Гилберт Честертон - Бэзил Хоу. Наши перспективы (сборник)
В одном из эссе, рассказывая о молодости Честертона, Наталья Трауберг замечает, что свадебная фотография 1901 года “последняя, где можно еще надеяться, что у него будет взрослая внешность”. То же самое можно, перефразируя, сказать о романе “Бэзил Хоу”: это последний опыт Честертона, который позволял надеяться, что из него мог бы получиться “нормальный” викторианский или поствикторианский романист. Бэзил Хоу тоже чудак, он не обращает внимания на условности и сыплет странными остротами, но мы видим, что эти чудачества – маска, скрывающая внутреннюю драму романтического героя. Мы не знаем, что творилось в душе у автора, когда он создавал Бэзила, и что случилось позже, после разрыва с девушкой с рыжими волосами, да и не наше это дело. Но имея возможность сравнить двух Честертонов, мы видим, что мир Честертона зрелого – другой, торжествующе чудаковатый, и смирение его героев больше не надрывно, а радостно и, на удивление, цельно. Юношеский роман Честертона позволяет увидеть, что эта цельность и это смирение сродни жизни семени, которое не может прорасти, если не умрет.
Н. Эппле
Книга первая
Глава 1
Зритель и драма
Длинный, загорелый и очень худой молодой человек, даже слишком молодой для черного фрака и импозантного цилиндра, которые он носил, впрочем, безо всякого щегольства, стоял, перегнувшись через серый каменный парапет набережной, над всклокоченным уголком Немецкого моря[2]. Взгляд его, однако же, был устремлен не на шумевшие внизу буруны, а на сменявшие друг друга, то накатывавшие, то отступавшие, пестрые и веселые людские волны. Мечтательная сосредоточенность, с какой он созерцал их, выдавала в нем меланхоличную натуру. Наконец, его внимание привлекла сцена, которая и послужит прологом к нашему рассказу. И вот что он увидел. На желтом песке широкого прибрежного склона сидели, а точнее полулежали, две очень живые девушки в белых летних платьях и с правильными чертами – явно англичанки. Их открытые обаятельные лица свидетельствовали о благополучии, прямодушии и благородном воспитании.

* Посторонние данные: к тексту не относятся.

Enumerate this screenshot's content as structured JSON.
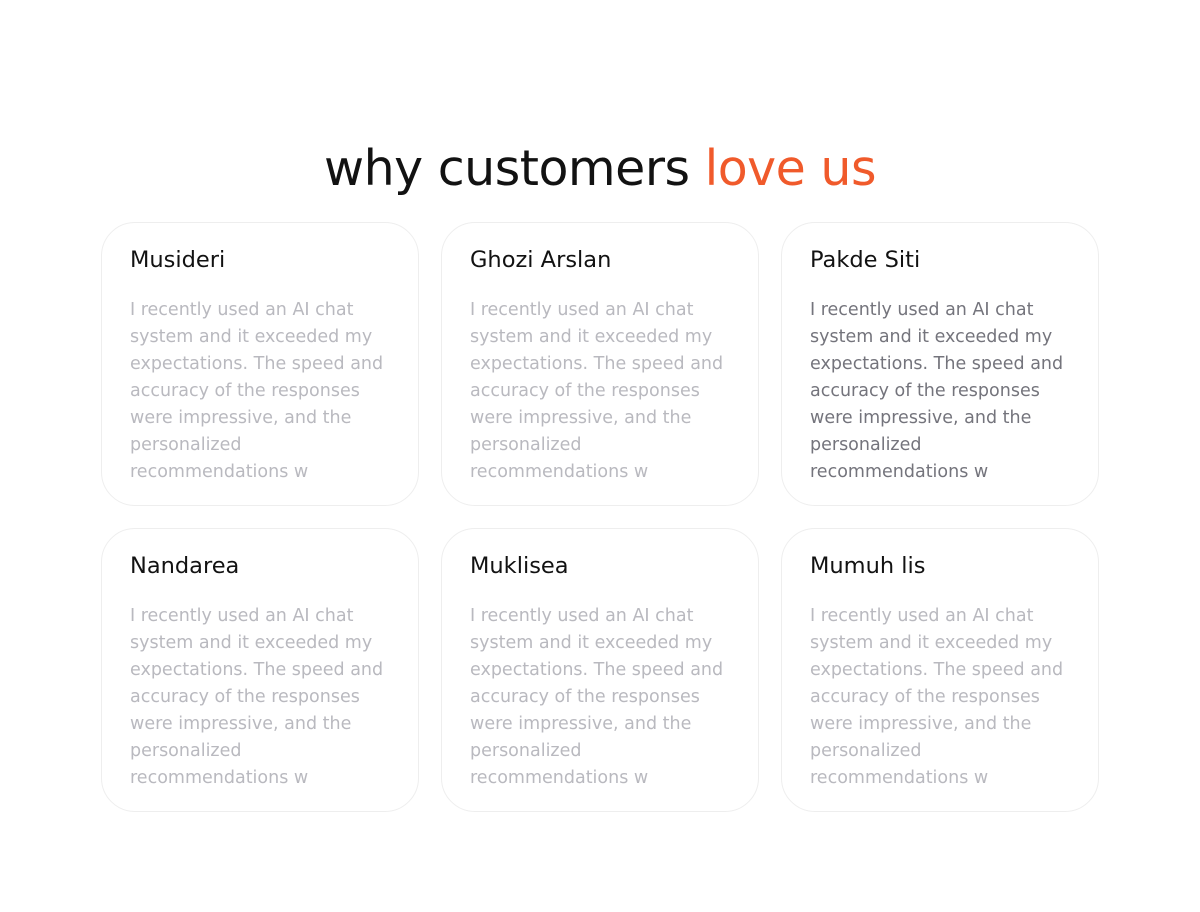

Та, что постарше – ее лицо было бледнее, а брови и подбородок прочерчены резче, – рассуждала о чем-то серьезным и деловым тоном с примесью раздражения, а ее визави лишь изредка вставляла слово. Всякий, кто знаком с особой манерой общения, отличающей членов большой семьи, мог бы по одним интонациям собеседниц догадаться, что они обсуждают не что иное, как собственную младшую сестру. Их ничуть не смущало, что невольная (или, напротив, вполне сознательная) причина их недовольства, гибкая длинноногая девушка лет четырнадцати с буйной копной огненно-рыжих волос, раздуваемых морским ветром, стояла здесь же, в трех футах от них. В ее чертах, таких же открытых, как у сестер, сквозила дерзкая непокорность, а в слегка надутых губах читалось едва заметное высокомерие.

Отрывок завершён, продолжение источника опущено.